Li Muhua references remembered objects in her paintings. These objects, such as children’s books, bars of chocolate, letters, and doors, are products of memory – though not singular or specific as they are either found online or referenced from objects she has encountered in the course of her life. The rigorous, restrained lines and blocks of color provide a silent sense of order, and the compositions have a neo-classical dignity and exquisite balance. Li fills entire paintings with small objects from daily life. When filled with standalone images of objects, the paintings themselves become objects and seem to take on their weight and texture. By resembling reality, the paintings establish a surreal relationship between the viewer and the object.

Liu Youran attempts to unearth feminine ways of looking and the predicaments in real life. Women often actively or passively split themselves into two connected yet opposing identities: observer and the observed. She uses spaces from classic ukiyo-e that once held prostitutes or actresses to guide the viewer’s thinking. In her Display and Room series, Liu consciously adds distance between the figures and situates them in closed spaces, in order to highlight the status of these women as objects. The women in the paintings appear contented and comfortable, but they are searching for an internally consistent compromise in a passive world. Her surrealist painting language blurs Spatio-temporal boundaries and the logical constraints of reality, thereby creating softer metaphors.

By magnifying microcosms, Wang Su manifests a deep desire to perceive all things in the natural world. A noble symmetry gives natural things more dignity and decorum, which injects a precious conviction into the images. She understands that she is connected to every tree and blade of grass, and she finds a broad, romantic power in their subtleties. She is fascinated by richly layered things, and her stratified style and deep, passionate colors seem to interpret mystical laws and help a primeval vitality to break through. She paints the vital force and vivid blossoming of all things in colors that slowly flow from her subconsciousness. Wang has the spirit of a naturalist, which is closely related to her life overseas and her own experiences of nature.

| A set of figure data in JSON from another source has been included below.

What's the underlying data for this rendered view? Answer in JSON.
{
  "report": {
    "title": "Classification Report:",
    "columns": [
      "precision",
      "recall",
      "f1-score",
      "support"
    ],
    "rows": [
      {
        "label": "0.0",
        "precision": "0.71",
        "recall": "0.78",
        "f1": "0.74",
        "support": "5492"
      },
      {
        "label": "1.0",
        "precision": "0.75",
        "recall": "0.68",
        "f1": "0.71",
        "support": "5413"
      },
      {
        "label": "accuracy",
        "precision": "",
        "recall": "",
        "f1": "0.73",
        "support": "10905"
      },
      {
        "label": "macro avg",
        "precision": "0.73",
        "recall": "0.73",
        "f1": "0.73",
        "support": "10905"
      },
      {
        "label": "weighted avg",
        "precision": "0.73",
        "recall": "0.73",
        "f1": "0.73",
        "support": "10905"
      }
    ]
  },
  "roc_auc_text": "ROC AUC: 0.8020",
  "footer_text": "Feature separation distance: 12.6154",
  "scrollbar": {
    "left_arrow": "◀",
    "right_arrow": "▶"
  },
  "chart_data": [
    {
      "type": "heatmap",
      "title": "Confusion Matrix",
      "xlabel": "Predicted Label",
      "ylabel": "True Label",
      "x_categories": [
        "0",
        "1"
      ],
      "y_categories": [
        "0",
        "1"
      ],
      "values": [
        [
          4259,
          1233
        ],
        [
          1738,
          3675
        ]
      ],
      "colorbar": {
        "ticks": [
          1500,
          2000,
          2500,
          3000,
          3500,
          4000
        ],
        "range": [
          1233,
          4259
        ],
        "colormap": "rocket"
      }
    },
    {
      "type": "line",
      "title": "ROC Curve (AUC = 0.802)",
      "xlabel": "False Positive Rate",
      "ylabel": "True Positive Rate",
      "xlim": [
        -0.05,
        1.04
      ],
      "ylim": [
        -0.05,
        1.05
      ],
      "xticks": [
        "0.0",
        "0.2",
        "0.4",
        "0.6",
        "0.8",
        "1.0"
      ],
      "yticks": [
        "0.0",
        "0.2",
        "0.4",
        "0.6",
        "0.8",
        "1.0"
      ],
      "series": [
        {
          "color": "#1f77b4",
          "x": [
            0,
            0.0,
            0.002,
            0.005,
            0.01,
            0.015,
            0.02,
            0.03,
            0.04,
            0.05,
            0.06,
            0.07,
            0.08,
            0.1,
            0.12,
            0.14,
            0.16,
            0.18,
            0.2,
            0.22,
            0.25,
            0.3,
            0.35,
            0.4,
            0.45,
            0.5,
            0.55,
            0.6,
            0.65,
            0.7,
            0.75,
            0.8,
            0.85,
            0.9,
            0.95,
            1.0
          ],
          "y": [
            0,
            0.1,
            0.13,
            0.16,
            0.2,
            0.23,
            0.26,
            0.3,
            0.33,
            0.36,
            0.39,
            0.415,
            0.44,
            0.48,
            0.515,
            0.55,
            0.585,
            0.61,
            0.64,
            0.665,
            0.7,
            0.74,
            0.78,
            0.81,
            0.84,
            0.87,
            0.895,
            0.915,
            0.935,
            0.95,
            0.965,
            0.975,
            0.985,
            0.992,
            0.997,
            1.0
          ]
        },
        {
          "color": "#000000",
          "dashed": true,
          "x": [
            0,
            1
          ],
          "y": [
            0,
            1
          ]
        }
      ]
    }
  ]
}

The explorations in Zhou Xinyu’s “blue paintings” are profound. The melancholy of the blue is always close at hand, following us in our difficult moments with an existentialist sensibility. Inspired by distorted videos or fragments of light and shadow, she focuses on fleeting things and women’s sense of their own fragility. The estrangement evoked by the figures in Zhou’s paintings mingles with stagnant emotions and cool gazes. The visual centers of the works are always symbolic gestures, which articulate the woman’s inner monologue and become totemic. We can sense the visual oppressiveness of a pair of folded hands or a tightened jaw. Zhou said, “By constantly deepening that sense of stillness, all of the brushwork in the image seems to be tied there.”